An editorial in the Lancet by stroke expert Dr Gustavo Saposnik says“the available evidence, suggests that the discordant results from observational studies and previous randomised trials could be explained by antiplatelet drugs attenuating or cancelling a small benefit of homocysteine-lowering therapy with B vitamins in cardiovascular prevention. The findings from the study also suggest that, in patients with raised homocysteine, vitamin-B supplementation might potentially have a role in primary stroke prevention (for non-antiplatelet users). However, vitamin-B supplementation does not seem to have a significant benefit in secondary prevention of stroke and cardiovascular disease when antiplatelet therapy is taken routinely.”

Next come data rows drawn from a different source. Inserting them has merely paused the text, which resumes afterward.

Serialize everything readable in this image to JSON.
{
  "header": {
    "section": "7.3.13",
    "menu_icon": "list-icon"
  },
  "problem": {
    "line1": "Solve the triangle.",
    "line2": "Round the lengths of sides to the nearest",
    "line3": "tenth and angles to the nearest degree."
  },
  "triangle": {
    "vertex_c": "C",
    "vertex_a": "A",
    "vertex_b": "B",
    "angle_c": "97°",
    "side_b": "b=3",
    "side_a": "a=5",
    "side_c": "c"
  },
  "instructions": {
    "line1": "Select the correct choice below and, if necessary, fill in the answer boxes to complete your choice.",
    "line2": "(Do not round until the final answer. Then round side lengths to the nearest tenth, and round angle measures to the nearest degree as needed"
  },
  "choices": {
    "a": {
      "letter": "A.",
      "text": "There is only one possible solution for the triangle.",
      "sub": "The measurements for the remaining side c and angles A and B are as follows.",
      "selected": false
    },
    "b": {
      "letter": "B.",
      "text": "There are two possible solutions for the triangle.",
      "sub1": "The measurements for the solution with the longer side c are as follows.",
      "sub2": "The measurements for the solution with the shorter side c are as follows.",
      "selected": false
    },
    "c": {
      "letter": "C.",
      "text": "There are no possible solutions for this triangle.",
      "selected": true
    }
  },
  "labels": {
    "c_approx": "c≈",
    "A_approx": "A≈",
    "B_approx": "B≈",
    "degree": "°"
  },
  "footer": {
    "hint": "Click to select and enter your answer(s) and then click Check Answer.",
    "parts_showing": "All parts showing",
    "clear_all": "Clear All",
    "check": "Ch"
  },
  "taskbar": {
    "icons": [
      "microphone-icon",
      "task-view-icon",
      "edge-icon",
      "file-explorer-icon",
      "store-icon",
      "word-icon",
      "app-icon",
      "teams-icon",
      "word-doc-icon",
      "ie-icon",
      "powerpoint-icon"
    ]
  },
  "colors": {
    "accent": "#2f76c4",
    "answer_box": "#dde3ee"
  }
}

This finding is particularly important for those who do not have heart disease, but are taking aspirin as a preventive – especially in homocysteine is raised. Despite the current recommend to GPs not to prescribe aspirin to those without heart disease because a) it doesn’t work and b) can cause internal bleeding, many still make this erroneous recommendation. For example, following a series of studies showing that aspirin is ineffective for primary prevention, and recommendations to stop prescribing it in 2009 and 2010, prescriptions only decreased from 32 to 31 million between 2009 and 2011.

This emerging likleyhood that aspirin is cancelling out the benefit of homocysteine lowering B vitamins adds further reason to stop taking aspirin for the prevention of heart disease if you don’t have it. If you do have heart disease, and need to be on antiplatelet medication such as aspirin my advice is to monitor your homocysteine carefully. If it is significantly high then the B vitamins may still help. For example, studies that have successfully and substantially lowered homocysteine levels above 15mmol/l have shown benefit. Exactly how aspirin interferes with the function of B vitamins is not yet clear.